Svāmī Prakāśānandendra Sarasvatī Mahārāja
19. La luce della Realtà
129. Dire che non c’è Pura Coscienza è un sofisma
Obiezione: Pura Coscienza significa una conoscenza senza alcuna qualità, senza soggetto e oggetto. È impossibile per tale conoscenza esistere perché nessuno ha mai visto un oggetto senza una conoscenza. Esistenza e conoscenza sono due parole che denotano una qualche relazione e non è possibile includere queste due solo nella conoscenza. Quando ha luogo una conoscenza, deve essere di un tipo particolare, considerato attributo di quella conoscenza. Se non gli si vuole dare un altro attributo, si deve almeno accettare che l’attributo dell’esistenza sia in essa. Quindi è una pura fantasia pensare che ci sia una conoscenza senza alcun attributo, soggetto, oggetto, divisione o altra differenza.
Risposta: l’esperienza del sonno profondo è sufficiente per capire che questa logica è dovuta al pregiudizio della veglia. Quando si ha l’esperienza di Pura Coscienza nel sonno profondo, negarla con un sofisma è irragionevole. Anche negli stati come la transe [samādhi], coma e svenimento c’è un’esperienza di Pura Coscienza. Se si chiede a chi si sveglia da quegli stati, di spiegare la sua esperienza, risponderà di non aver conosciuto nulla come in sonno profondo. Quegli stati non sono sperimentati da tutti, ma solo da alcuni. Al contrario, l’esame del sonno profondo, comune a tutti, è sufficiente al nostro scopo.
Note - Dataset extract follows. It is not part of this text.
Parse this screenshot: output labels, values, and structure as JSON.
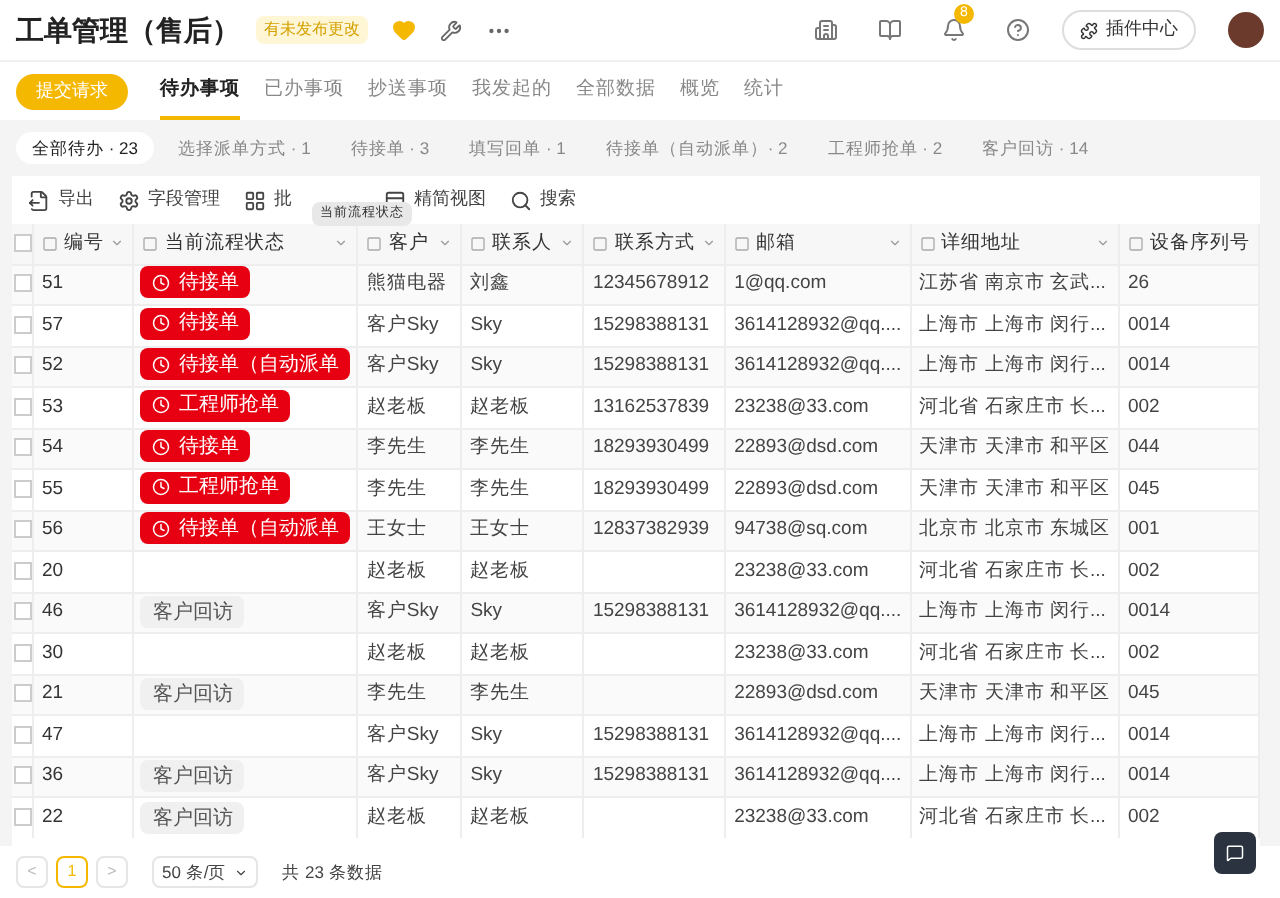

Se esaminiamo l’esperienza del sonno profondo, capiremo che lì c’era solo un nirvikalpaka anubhava, una esperienza priva di emozioni, senza oggetto e divisione. Questo è ciò che noi chiamiamo Pura Coscienza. Non è corretto respingere solo con la logica quello che è fermamente basato sull’esperienza. Riguardo al dubbio di non avere mai visto la Pura Coscienza da nessuna parte, affermiamo che questo capita a chi non capisce che cos’è la Pura Coscienza, perché essa non è un oggetto che possa essere visto. La conoscenza che abbiamo di qualcosa non è Pura Coscienza. È Pura Coscienza il Sākṣin che illumina e testimonia sia la veglia sia il sogno. Come si è affermato nel precedente capitolo, veglia e sogno sono apparenze che sorgono e scompaiono nella Pura Coscienza. Questa verità è solo Pura Coscienza. Se la Pura Coscienza è tutto e la fine di tutto, cosa c’è di sbagliato nel non vederla come un oggetto? Questo prova forse che la Pura Coscienza, che è la nostra vera natura, non esiste affatto? Tenendo a mente che la Pura Coscienza non è un oggetto, errori come questo non devono accadere. Se la Pura Coscienza non è un oggetto non la si deve neppure intendere come soggetto; perché dove non c’è oggetto che senso ha che ci sia un soggetto? La Pura Coscienza appare in veglia e in sogno come Testimone (Sākṣin) e testimoniato (sākṣya), pur rimanendo nella sua natura essenziale. Ma in sonno profondo non c’è neppure la falsa apparenza del Testimone e del testimoniato. Questa Pura Coscienza è comunemente chiamata sonno profondo.
130. La Pura Coscienza non è né mutevole né immutabile né è distinta per qualità, numero e forma
L’Ātman è libero da ogni distinzione (vikalpa) di tempo, spazio, causa, io, tu, soggetto, oggetto ecc., e ciò implica che non è né mutevole (savikāra) né immutabile (nirvikāra). Perché non è mutevole? Perché sembra mutevole a coloro che pensano che il sonno profondo sia uno stato dove c’è solo Pura Coscienza senza alcuna divisione tra soggetto e oggetto e che, negli stati di veglia e di sogno, si modifichi in soggetto e oggetto. Ma il Sākṣin che testimonia tutti e tre gli stati è immutabile. Ora poniamo una domanda a coloro che pensano sia mutevole. Cosa intendete quando dite che la Pura Coscienza che è libera da tempo e spazio, ma che è la loro Realtà, è sottomessa a cambiamento? Come si modifica se non ha parti o divisioni? Di fatto, la Pura Coscienza soltanto appare come sonno profondo, sogno e veglia e non si modifica in essi, perché non c’è alcuna ragione interna né fattore esterno che possa causarle un cambiamento. Per meglio dire, è priva di tutti e tre i generi di differenze: vijātīya bheda (la differenza tra gli appartenenti a due categorie differenti); sajātīya bheda (la differenza tra gli appartenenti a una medesima categoria); e svagata bheda (la differenza che si trova fra le parti di un singolo appartenente a una categoria). È impossibile immaginare che tale indivisibile Coscienza sia mutevole.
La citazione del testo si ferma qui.